A good way to start thinking about the size and degree-measure of angles is by picturing an entire pizza — that’s 360° of pizza. Cut the pizza into 360 slices, and the angle each slice makes is 1°. For other angle measures, see the following list and figure:

If you cut a pizza into four big slices, each slice makes a 90° angle

If you cut a pizza into four big slices and then cut each of those slices in half, you get eight pieces, each of which makes a 45° angle

If you cut the original pizza into 12 slices, each slice makes a 30° angle

So 1/12 of a pizza is 30°, 1/8 is 45°, 1/4 is 90°, and so on.

The bigger the fraction of the pizza, the bigger the angle.

The fraction of the pizza or circle is the only thing that matters when it comes to angle size. The length along the crust and the area of the pizza slice tell you nothing about the size of an angle. In other words, 1/6 of a 10-inch pizza represents the same angle as 1/6 of a 16-inch pizza, and 1/8 of a small pizza has a larger angle (45°) than 1/12 of a big pizza (30°) — even if the 30° slice is the one you’d want if you were hungry. You can see this in the above figure.

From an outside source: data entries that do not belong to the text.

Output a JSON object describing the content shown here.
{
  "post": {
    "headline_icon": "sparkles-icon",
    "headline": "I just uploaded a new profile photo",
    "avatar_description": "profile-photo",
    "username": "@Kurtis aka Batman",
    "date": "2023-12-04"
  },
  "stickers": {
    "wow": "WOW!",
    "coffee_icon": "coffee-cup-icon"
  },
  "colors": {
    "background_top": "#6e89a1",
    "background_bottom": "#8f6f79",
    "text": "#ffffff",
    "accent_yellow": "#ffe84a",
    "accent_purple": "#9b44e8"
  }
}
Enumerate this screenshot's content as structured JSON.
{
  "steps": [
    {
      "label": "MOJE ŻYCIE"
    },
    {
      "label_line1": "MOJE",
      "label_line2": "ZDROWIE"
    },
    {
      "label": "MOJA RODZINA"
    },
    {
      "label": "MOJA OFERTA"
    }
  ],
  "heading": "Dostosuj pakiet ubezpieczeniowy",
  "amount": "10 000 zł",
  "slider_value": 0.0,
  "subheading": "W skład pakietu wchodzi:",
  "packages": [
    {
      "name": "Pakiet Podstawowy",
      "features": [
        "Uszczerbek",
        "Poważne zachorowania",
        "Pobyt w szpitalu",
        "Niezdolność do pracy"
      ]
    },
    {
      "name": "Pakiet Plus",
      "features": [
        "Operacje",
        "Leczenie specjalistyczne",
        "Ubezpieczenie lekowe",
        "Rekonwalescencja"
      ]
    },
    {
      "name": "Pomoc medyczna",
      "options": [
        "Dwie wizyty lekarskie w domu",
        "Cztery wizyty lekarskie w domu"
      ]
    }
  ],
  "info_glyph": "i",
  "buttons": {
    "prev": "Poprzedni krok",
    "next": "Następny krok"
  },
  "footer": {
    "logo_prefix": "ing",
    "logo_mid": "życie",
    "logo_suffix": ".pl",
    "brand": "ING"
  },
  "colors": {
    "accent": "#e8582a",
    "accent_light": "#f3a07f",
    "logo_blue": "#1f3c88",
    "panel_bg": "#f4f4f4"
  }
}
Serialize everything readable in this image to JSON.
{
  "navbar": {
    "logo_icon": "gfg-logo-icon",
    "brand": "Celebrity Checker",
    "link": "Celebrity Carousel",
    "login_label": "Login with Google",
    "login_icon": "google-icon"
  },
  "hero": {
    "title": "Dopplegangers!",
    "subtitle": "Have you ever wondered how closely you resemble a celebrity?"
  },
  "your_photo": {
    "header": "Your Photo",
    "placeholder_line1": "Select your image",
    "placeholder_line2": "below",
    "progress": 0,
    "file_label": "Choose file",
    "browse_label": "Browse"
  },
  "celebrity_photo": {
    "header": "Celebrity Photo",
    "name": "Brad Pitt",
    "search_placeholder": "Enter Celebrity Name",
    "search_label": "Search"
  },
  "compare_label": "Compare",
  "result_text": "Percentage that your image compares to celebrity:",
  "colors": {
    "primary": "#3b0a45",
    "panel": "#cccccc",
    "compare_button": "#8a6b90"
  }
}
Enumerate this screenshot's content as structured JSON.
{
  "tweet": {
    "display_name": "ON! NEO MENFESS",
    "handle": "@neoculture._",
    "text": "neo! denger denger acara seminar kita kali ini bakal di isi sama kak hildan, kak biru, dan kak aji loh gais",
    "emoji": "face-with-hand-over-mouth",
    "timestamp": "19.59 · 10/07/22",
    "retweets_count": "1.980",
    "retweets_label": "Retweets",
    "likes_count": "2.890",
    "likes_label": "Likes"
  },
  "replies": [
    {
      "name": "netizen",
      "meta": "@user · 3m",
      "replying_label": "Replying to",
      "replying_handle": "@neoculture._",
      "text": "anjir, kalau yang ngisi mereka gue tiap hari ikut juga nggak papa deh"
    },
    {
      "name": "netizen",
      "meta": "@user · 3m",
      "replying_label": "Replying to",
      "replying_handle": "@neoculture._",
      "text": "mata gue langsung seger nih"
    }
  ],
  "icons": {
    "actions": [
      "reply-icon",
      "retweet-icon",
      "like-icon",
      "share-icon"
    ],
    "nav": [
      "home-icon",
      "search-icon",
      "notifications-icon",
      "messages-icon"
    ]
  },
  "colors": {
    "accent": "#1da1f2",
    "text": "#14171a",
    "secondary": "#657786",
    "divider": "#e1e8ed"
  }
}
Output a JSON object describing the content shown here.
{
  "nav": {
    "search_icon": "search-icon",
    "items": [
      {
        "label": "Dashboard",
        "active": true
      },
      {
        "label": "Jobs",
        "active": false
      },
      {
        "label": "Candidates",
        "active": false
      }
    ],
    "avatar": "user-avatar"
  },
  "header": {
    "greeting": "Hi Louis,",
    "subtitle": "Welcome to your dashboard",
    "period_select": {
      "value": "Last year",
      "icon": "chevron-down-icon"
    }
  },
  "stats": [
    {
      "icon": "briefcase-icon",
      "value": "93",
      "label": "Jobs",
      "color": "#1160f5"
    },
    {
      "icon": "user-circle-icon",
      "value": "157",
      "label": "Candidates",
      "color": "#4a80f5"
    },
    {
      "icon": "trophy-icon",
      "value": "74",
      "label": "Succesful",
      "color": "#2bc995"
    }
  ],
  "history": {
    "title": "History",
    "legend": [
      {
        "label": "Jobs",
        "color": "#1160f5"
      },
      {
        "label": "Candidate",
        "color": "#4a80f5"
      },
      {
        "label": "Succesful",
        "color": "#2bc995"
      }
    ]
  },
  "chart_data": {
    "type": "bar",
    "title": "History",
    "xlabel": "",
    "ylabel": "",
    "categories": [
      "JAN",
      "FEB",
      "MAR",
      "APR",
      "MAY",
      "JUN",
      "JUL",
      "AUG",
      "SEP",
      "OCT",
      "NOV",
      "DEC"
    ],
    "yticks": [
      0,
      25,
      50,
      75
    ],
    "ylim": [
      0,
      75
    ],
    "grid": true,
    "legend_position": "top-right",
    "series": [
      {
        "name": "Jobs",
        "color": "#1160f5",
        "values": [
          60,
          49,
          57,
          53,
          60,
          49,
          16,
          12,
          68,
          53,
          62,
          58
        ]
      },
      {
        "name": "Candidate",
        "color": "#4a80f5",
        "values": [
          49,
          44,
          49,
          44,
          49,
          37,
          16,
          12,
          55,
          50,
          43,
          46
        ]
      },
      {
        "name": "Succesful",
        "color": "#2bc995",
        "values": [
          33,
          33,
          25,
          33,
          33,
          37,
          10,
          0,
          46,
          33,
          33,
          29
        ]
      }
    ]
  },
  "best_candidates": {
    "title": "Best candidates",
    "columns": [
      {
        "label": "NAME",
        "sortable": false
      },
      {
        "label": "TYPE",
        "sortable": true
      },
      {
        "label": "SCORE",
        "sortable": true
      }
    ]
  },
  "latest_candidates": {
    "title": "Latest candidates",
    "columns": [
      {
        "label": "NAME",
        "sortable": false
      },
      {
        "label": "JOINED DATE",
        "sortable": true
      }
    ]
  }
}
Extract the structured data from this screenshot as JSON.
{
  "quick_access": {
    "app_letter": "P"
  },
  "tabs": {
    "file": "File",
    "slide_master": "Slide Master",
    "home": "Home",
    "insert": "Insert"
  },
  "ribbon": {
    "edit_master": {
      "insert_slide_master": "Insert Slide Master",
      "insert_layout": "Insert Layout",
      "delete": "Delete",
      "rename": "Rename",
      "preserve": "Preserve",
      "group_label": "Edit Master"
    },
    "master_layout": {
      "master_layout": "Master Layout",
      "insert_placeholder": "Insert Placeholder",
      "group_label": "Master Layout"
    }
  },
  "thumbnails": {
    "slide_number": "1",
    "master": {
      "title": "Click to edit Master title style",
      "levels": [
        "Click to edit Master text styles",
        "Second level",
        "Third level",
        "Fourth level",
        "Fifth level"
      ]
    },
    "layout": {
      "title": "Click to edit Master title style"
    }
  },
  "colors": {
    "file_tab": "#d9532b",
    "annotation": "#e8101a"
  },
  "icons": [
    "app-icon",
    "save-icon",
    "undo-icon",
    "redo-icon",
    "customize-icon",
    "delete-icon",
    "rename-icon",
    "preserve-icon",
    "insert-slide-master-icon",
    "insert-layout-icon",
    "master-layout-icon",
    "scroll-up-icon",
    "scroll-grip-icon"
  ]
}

Another way of looking at angle size is to think about opening a door or a pair of scissors or, say, an alligator’s mouth. The wider the mouth is open, the bigger the angle. As the following figure shows, a baby alligator with its mouth opened wide makes a bigger angle than an adult alligator with its mouth opened less wide, even if there’s a bigger gap at the front of the adult alligator’s mouth.

An angle’s sides are both rays, and all rays are infinitely long, regardless of how long they look in a figure. The “lengths” of an angle’s sides in a diagram aren’t really lengths at all, and they tell you nothing about the angle’s size. Even when a diagram shows an angle with two segments for sides, the sides are still technically infinitely long rays.

*Congruent angles* are angles with the same degree measure. In other words, congruent angles have the same amount of opening at their vertices. If you were to stack two congruent angles on top of each other with their vertices together, the two sides of one angle would align perfectly with the two sides of the other angle.

You know that two angles are congruent when you know that they both have the same numerical measure (say, they both have a measure of 70°) or when you don’t know their measures but you figure out (or are simply told) that they’re congruent. In figures, angles with the same number of tick marks are congruent to each other, as shown here.